Features of the Recovery Process of Austenitic Stainless Steel Obtained by Selective Laser Melting

The microstructure and microhardness of 316L-type austenitic stainless steel obtained by selective laser melting and then annealed at 900–1200°C have been studied. This paper is aimed at clarifying the features of the recovery process in the steel. The experimental samples were developed by selective laser melting using a ProX200 3D system in a nitrogen atmosphere without platform preheating. The laser power of 240 W, the beam speed of 1070 mm/s, the distance between tracks of 80 μm, and the layer thickness of 30 μm were applied. Annealing was carried out at temperatures of 900–1200°C for 1 h and at temperatures of 1000 and 1100°C for 1 to 10 h. It was found that the recovery processes at temperatures of 900–1100°C developed with a very sluggish kinetics.

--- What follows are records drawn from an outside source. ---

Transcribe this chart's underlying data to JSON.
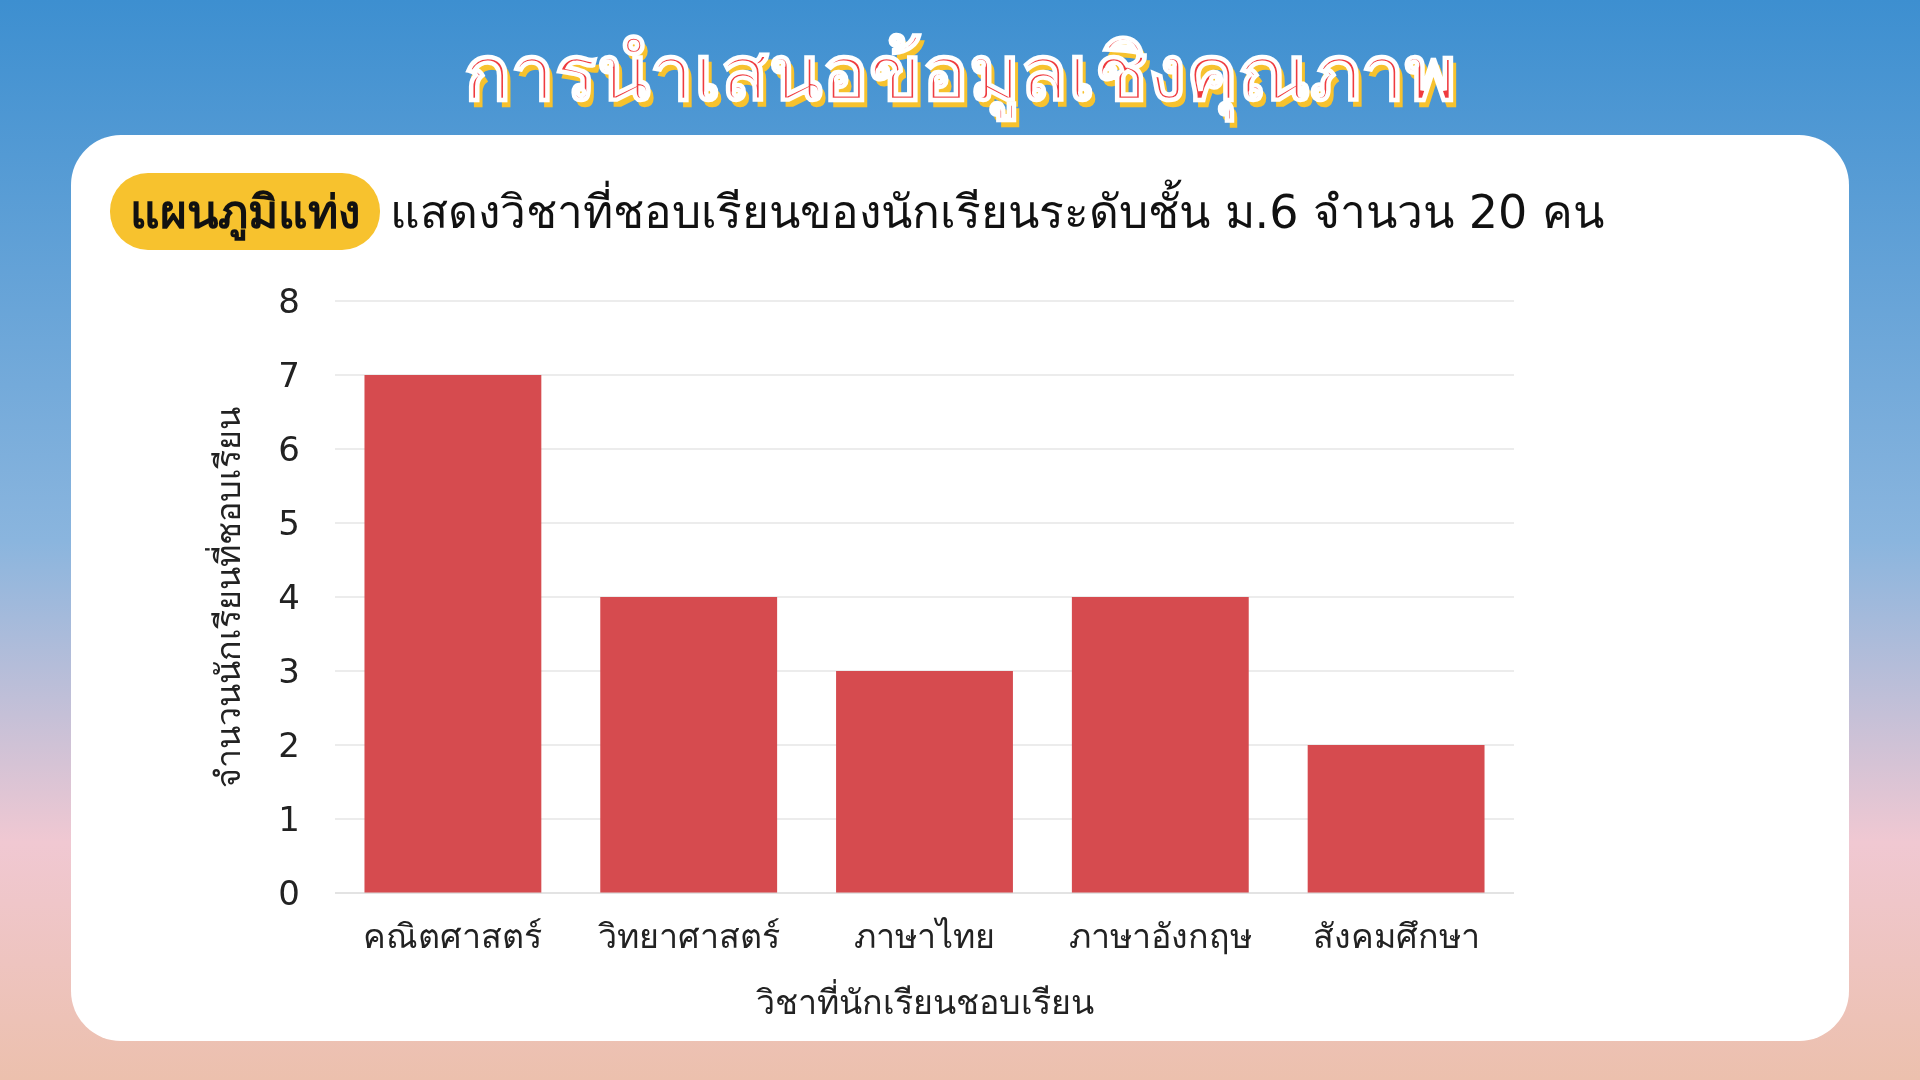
{
  "chart_data": {
    "type": "bar",
    "title": "การนำเสนอข้อมูลเชิงคุณภาพ",
    "subtitle": "แผนภูมิแท่ง",
    "annotations": [
      "แสดงวิชาที่ชอบเรียนของนักเรียนระดับชั้น ม.6 จำนวน 20 คน"
    ],
    "xlabel": "วิชาที่นักเรียนชอบเรียน",
    "ylabel": "จำนวนนักเรียนที่ชอบเรียน",
    "categories": [
      "คณิตศาสตร์",
      "วิทยาศาสตร์",
      "ภาษาไทย",
      "ภาษาอังกฤษ",
      "สังคมศึกษา"
    ],
    "values": [
      7,
      4,
      3,
      4,
      2
    ],
    "color": "#d64b4f",
    "ylim": [
      0,
      8
    ],
    "yticks": [
      0,
      1,
      2,
      3,
      4,
      5,
      6,
      7,
      8
    ],
    "grid": "y"
  }
}
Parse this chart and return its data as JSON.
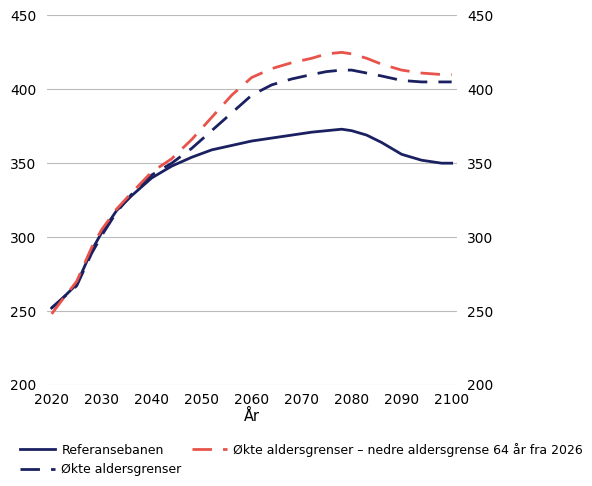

After 1 h annealing at 900–1100°C, the steel microstructure steel was characterized by a grain size of 25 ± 1 µm, and a dislocation density of 8.7 × 10¹³ m^–2. An increase in the annealing duration to 10 h did not lead to significant changes in the microstructure of the steel samples annealed at 1000°C, whereas the samples annealed at 1100°C experienced the developmen of primary recrystallization resulting in twofold decrease in the dislocation density. The development of recovery in the present steel during annealing at temperatures of 900–1100°C could be expressed by Arrhenius-type relationship with a quite low activation energy of about 10 kJ/mol.